Из темноты выступил капитан с красной патрульной повязкой. Наметанное ухо его в обладателе голоса опознало человека с правами коменданта города. Четко и малопонятно капитан стал объяснять, и чем больше вникал в объяснения Долгушин, тем в большее недоумение он приходил. Дома эти — общежития строителей, женские общежития, вчера у женщин была получка, матросов в общежитии полно, патрули не столько наблюдают за порядком, поскольку порядок есть, сколько предупреждают матросов о скором окончании увольнения. — Так предупреждайте! — А вы попробуйте… Вы попробуйте! Капитан произнес это загадочно… Втянул носом воздух до дна легких, наполняясь решимостью. Сказал, что солдаты, с которыми он вышел патрулировать, отправлены им обратно в часть, пусть его за это накажут, пусть. Есть еще один патруль, морской, тот воюет в крайних домах. Милиция должна быть, но она обычно разбегается с темнотой. — За мной!

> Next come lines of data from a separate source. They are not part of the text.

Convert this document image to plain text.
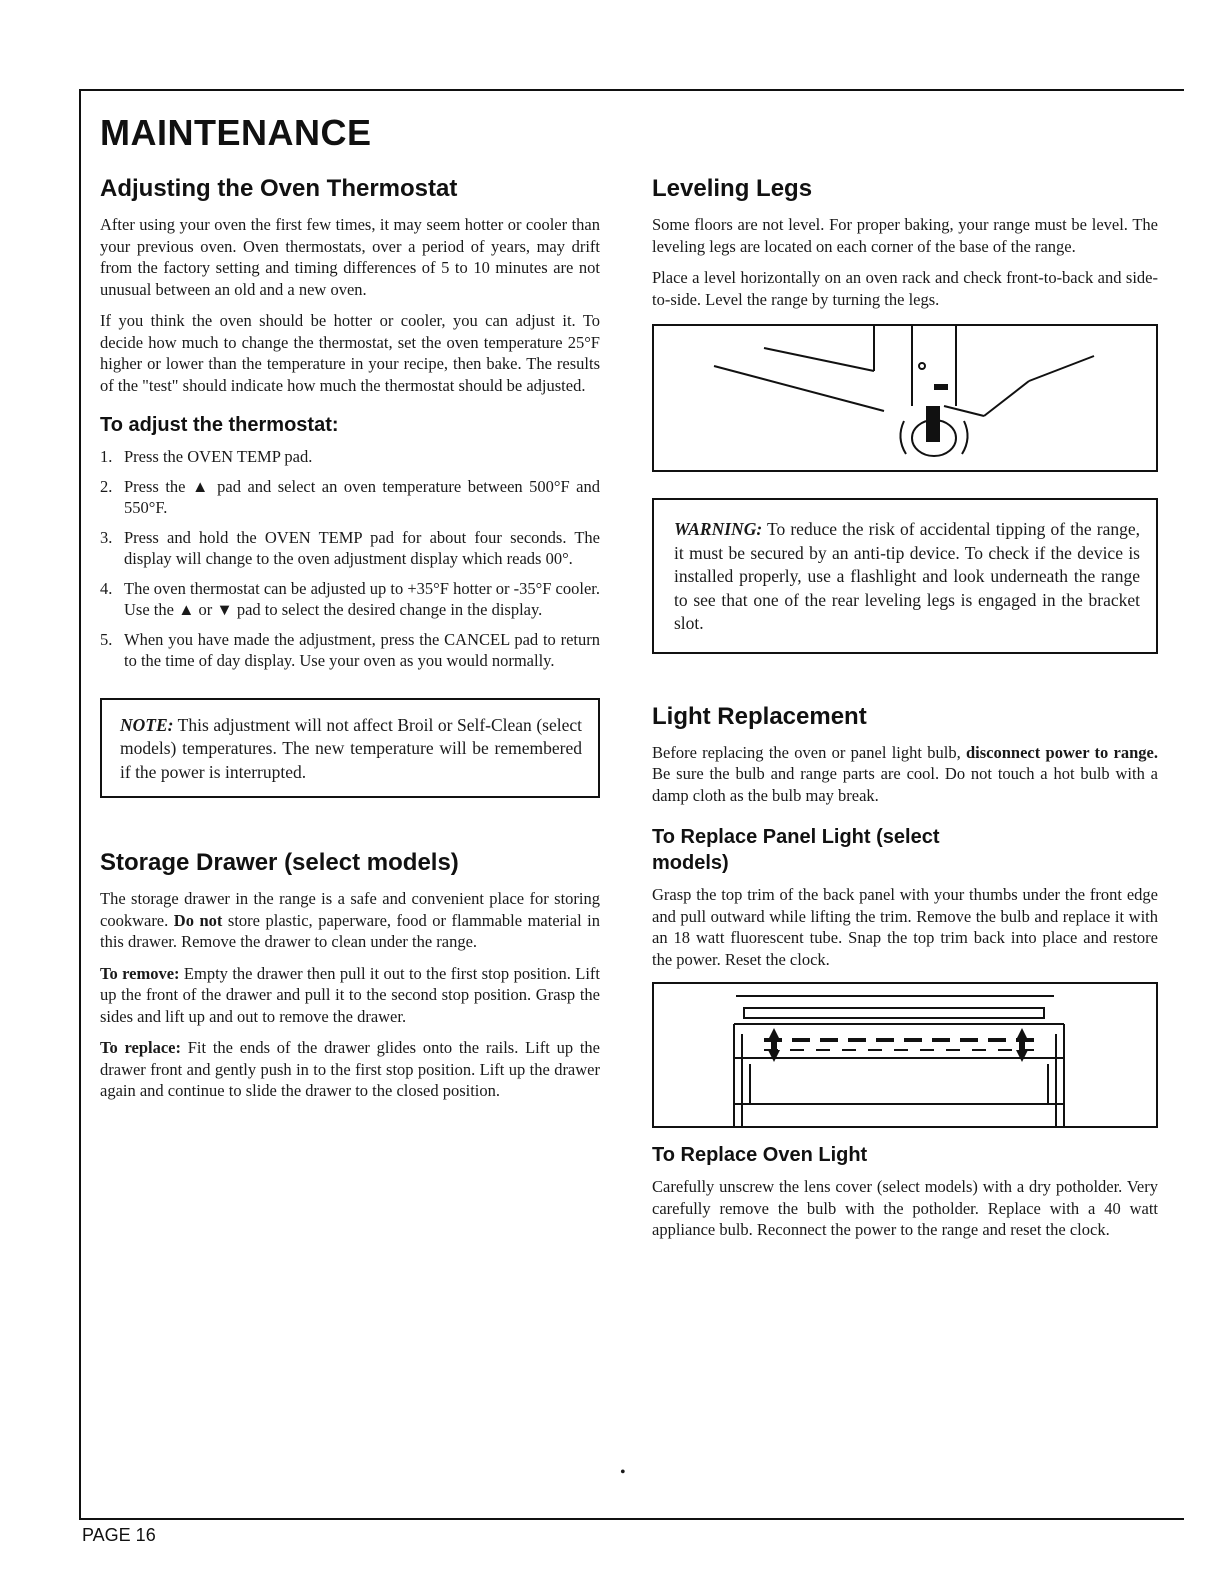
MAINTENANCE
Adjusting the Oven Thermostat

After using your oven the first few times, it may seem hotter or cooler than your previous oven. Oven thermostats, over a period of years, may drift from the factory setting and timing differences of 5 to 10 minutes are not unusual between an old and a new oven.

If you think the oven should be hotter or cooler, you can adjust it. To decide how much to change the thermostat, set the oven temperature 25°F higher or lower than the temperature in your recipe, then bake. The results of the "test" should indicate how much the thermostat should be adjusted.

To adjust the thermostat:
1. Press the OVEN TEMP pad.
2. Press the ▲ pad and select an oven temperature between 500°F and 550°F.
3. Press and hold the OVEN TEMP pad for about four seconds. The display will change to the oven adjustment display which reads 00°.
4. The oven thermostat can be adjusted up to +35°F hotter or -35°F cooler. Use the ▲ or ▼ pad to select the desired change in the display.
5. When you have made the adjustment, press the CANCEL pad to return to the time of day display. Use your oven as you would normally.

NOTE: This adjustment will not affect Broil or Self-Clean (select models) temperatures. The new temperature will be remembered if the power is interrupted.

Storage Drawer (select models)

The storage drawer in the range is a safe and convenient place for storing cookware. Do not store plastic, paperware, food or flammable material in this drawer. Remove the drawer to clean under the range.

To remove: Empty the drawer then pull it out to the first stop position. Lift up the front of the drawer and pull it to the second stop position. Grasp the sides and lift up and out to remove the drawer.

To replace: Fit the ends of the drawer glides onto the rails. Lift up the drawer front and gently push in to the first stop position. Lift up the drawer again and continue to slide the drawer to the closed position.

Leveling Legs

Some floors are not level. For proper baking, your range must be level. The leveling legs are located on each corner of the base of the range.

Place a level horizontally on an oven rack and check front-to-back and side-to-side. Level the range by turning the legs.

WARNING: To reduce the risk of accidental tipping of the range, it must be secured by an anti-tip device. To check if the device is installed properly, use a flashlight and look underneath the range to see that one of the rear leveling legs is engaged in the bracket slot.

Light Replacement

Before replacing the oven or panel light bulb, disconnect power to range. Be sure the bulb and range parts are cool. Do not touch a hot bulb with a damp cloth as the bulb may break.

To Replace Panel Light (select models)

Grasp the top trim of the back panel with your thumbs under the front edge and pull outward while lifting the trim. Remove the bulb and replace it with an 18 watt fluorescent tube. Snap the top trim back into place and restore the power. Reset the clock.

To Replace Oven Light

Carefully unscrew the lens cover (select models) with a dry potholder. Very carefully remove the bulb with the potholder. Replace with a 40 watt appliance bulb. Reconnect the power to the range and reset the clock.

•
PAGE 16
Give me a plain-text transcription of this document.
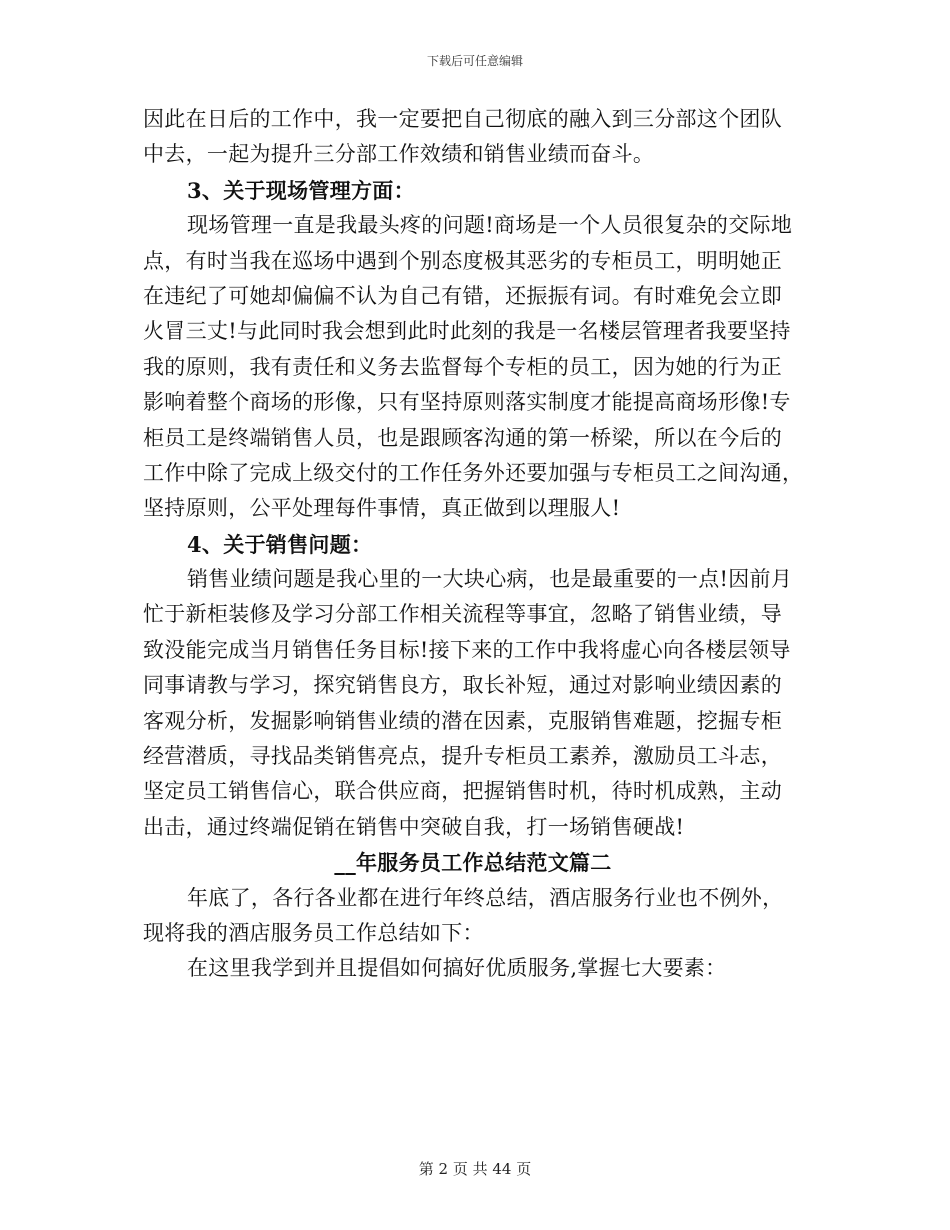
下载后可任意编辑
因此在日后的工作中，我一定要把自己彻底的融入到三分部这个团队
中去，一起为提升三分部工作效绩和销售业绩而奋斗。
3、关于现场管理方面：
现场管理一直是我最头疼的问题!商场是一个人员很复杂的交际地
点，有时当我在巡场中遇到个别态度极其恶劣的专柜员工，明明她正
在违纪了可她却偏偏不认为自己有错，还振振有词。有时难免会立即
火冒三丈!与此同时我会想到此时此刻的我是一名楼层管理者我要坚持
我的原则，我有责任和义务去监督每个专柜的员工，因为她的行为正
影响着整个商场的形像，只有坚持原则落实制度才能提高商场形像!专
柜员工是终端销售人员，也是跟顾客沟通的第一桥梁，所以在今后的
工作中除了完成上级交付的工作任务外还要加强与专柜员工之间沟通，
坚持原则，公平处理每件事情，真正做到以理服人!
4、关于销售问题：
销售业绩问题是我心里的一大块心病，也是最重要的一点!因前月
忙于新柜装修及学习分部工作相关流程等事宜，忽略了销售业绩，导
致没能完成当月销售任务目标!接下来的工作中我将虚心向各楼层领导
同事请教与学习，探究销售良方，取长补短，通过对影响业绩因素的
客观分析，发掘影响销售业绩的潜在因素，克服销售难题，挖掘专柜
经营潜质，寻找品类销售亮点，提升专柜员工素养，激励员工斗志，
坚定员工销售信心，联合供应商，把握销售时机，待时机成熟，主动
出击，通过终端促销在销售中突破自我，打一场销售硬战!
__年服务员工作总结范文篇二
年底了，各行各业都在进行年终总结，酒店服务行业也不例外，
现将我的酒店服务员工作总结如下：
在这里我学到并且提倡如何搞好优质服务,掌握七大要素：
第 2 页 共 44 页
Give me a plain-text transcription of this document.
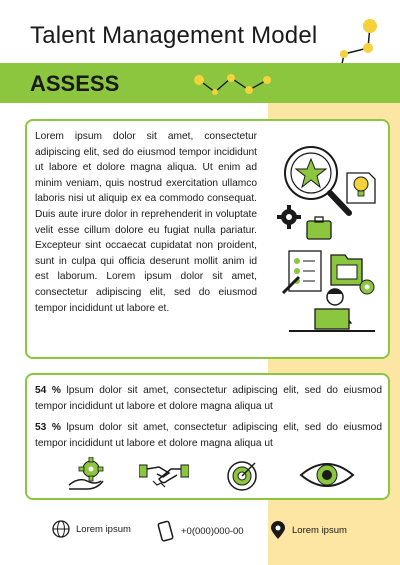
Talent Management Model
ASSESS
Lorem ipsum dolor sit amet, consectetur adipiscing elit, sed do eiusmod tempor incididunt ut labore et dolore magna aliqua. Ut enim ad minim veniam, quis nostrud exercitation ullamco laboris nisi ut aliquip ex ea commodo consequat. Duis aute irure dolor in reprehenderit in voluptate velit esse cillum dolore eu fugiat nulla pariatur. Excepteur sint occaecat cupidatat non proident, sunt in culpa qui officia deserunt mollit anim id est laborum. Lorem ipsum dolor sit amet, consectetur adipiscing elit, sed do eiusmod tempor incididunt ut labore et.
54 % lpsum dolor sit amet, consectetur adipiscing elit, sed do eiusmod tempor incididunt ut labore et dolore magna aliqua ut
53 % lpsum dolor sit amet, consectetur adipiscing elit, sed do eiusmod tempor incididunt ut labore et dolore magna aliqua ut
Lorem ipsum	+0(000)000-00	Lorem ipsum
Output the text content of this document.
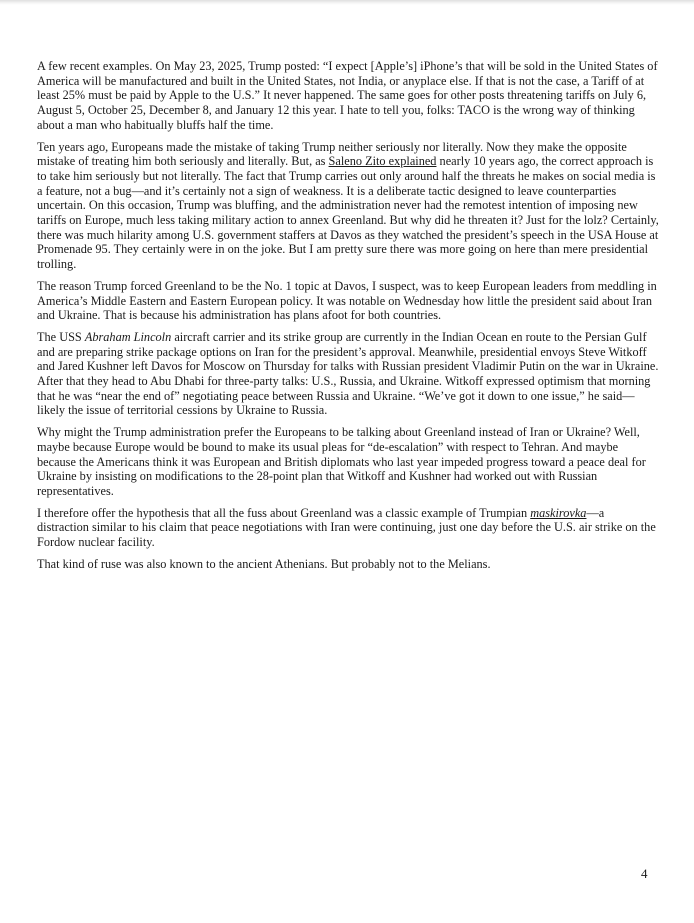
A few recent examples. On May 23, 2025, Trump posted: “I expect [Apple’s] iPhone’s that will be sold in the United States of America will be manufactured and built in the United States, not India, or anyplace else. If that is not the case, a Tariff of at least 25% must be paid by Apple to the U.S.” It never happened. The same goes for other posts threatening tariffs on July 6, August 5, October 25, December 8, and January 12 this year. I hate to tell you, folks: TACO is the wrong way of thinking about a man who habitually bluffs half the time.

Ten years ago, Europeans made the mistake of taking Trump neither seriously nor literally. Now they make the opposite mistake of treating him both seriously and literally. But, as Saleno Zito explained nearly 10 years ago, the correct approach is to take him seriously but not literally. The fact that Trump carries out only around half the threats he makes on social media is a feature, not a bug—and it’s certainly not a sign of weakness. It is a deliberate tactic designed to leave counterparties uncertain. On this occasion, Trump was bluffing, and the administration never had the remotest intention of imposing new tariffs on Europe, much less taking military action to annex Greenland. But why did he threaten it? Just for the lolz? Certainly, there was much hilarity among U.S. government staffers at Davos as they watched the president’s speech in the USA House at Promenade 95. They certainly were in on the joke. But I am pretty sure there was more going on here than mere presidential trolling.

The reason Trump forced Greenland to be the No. 1 topic at Davos, I suspect, was to keep European leaders from meddling in America’s Middle Eastern and Eastern European policy. It was notable on Wednesday how little the president said about Iran and Ukraine. That is because his administration has plans afoot for both countries.

The USS Abraham Lincoln aircraft carrier and its strike group are currently in the Indian Ocean en route to the Persian Gulf and are preparing strike package options on Iran for the president’s approval. Meanwhile, presidential envoys Steve Witkoff and Jared Kushner left Davos for Moscow on Thursday for talks with Russian president Vladimir Putin on the war in Ukraine. After that they head to Abu Dhabi for three-party talks: U.S., Russia, and Ukraine. Witkoff expressed optimism that morning that he was “near the end of” negotiating peace between Russia and Ukraine. “We’ve got it down to one issue,” he said—likely the issue of territorial cessions by Ukraine to Russia.

Why might the Trump administration prefer the Europeans to be talking about Greenland instead of Iran or Ukraine? Well, maybe because Europe would be bound to make its usual pleas for “de-escalation” with respect to Tehran. And maybe because the Americans think it was European and British diplomats who last year impeded progress toward a peace deal for Ukraine by insisting on modifications to the 28-point plan that Witkoff and Kushner had worked out with Russian representatives.

I therefore offer the hypothesis that all the fuss about Greenland was a classic example of Trumpian maskirovka—a distraction similar to his claim that peace negotiations with Iran were continuing, just one day before the U.S. air strike on the Fordow nuclear facility.

That kind of ruse was also known to the ancient Athenians. But probably not to the Melians.

4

Долгушин влетел в коридор первого этажа и — в комнату. Он пробыл в ней ровно столько, сколько мог бы продержаться под водой — не двигаясь и не дыша.
В коридоре Долгушин рванул галстук… Капитан что-то говорил ему, показывал, куда— то рукой — Долгушин не слышал и не понимал.
— Телефон! Где телефон?.. На гауптвахту! Всех! Первым в слободу влетел на газике помначштаба эскадры по строевой части капитан 2-го ранга Барбаш, с ним были два мичмана с повязками. Ни о чем не спрашивая Долгушина, эти трое вломились в комнаты и под женский визг стали отбирать документы. Где— то в другом конце слободы громыхнул выстрел. Совсем рядом звякнуло разбитое стекло.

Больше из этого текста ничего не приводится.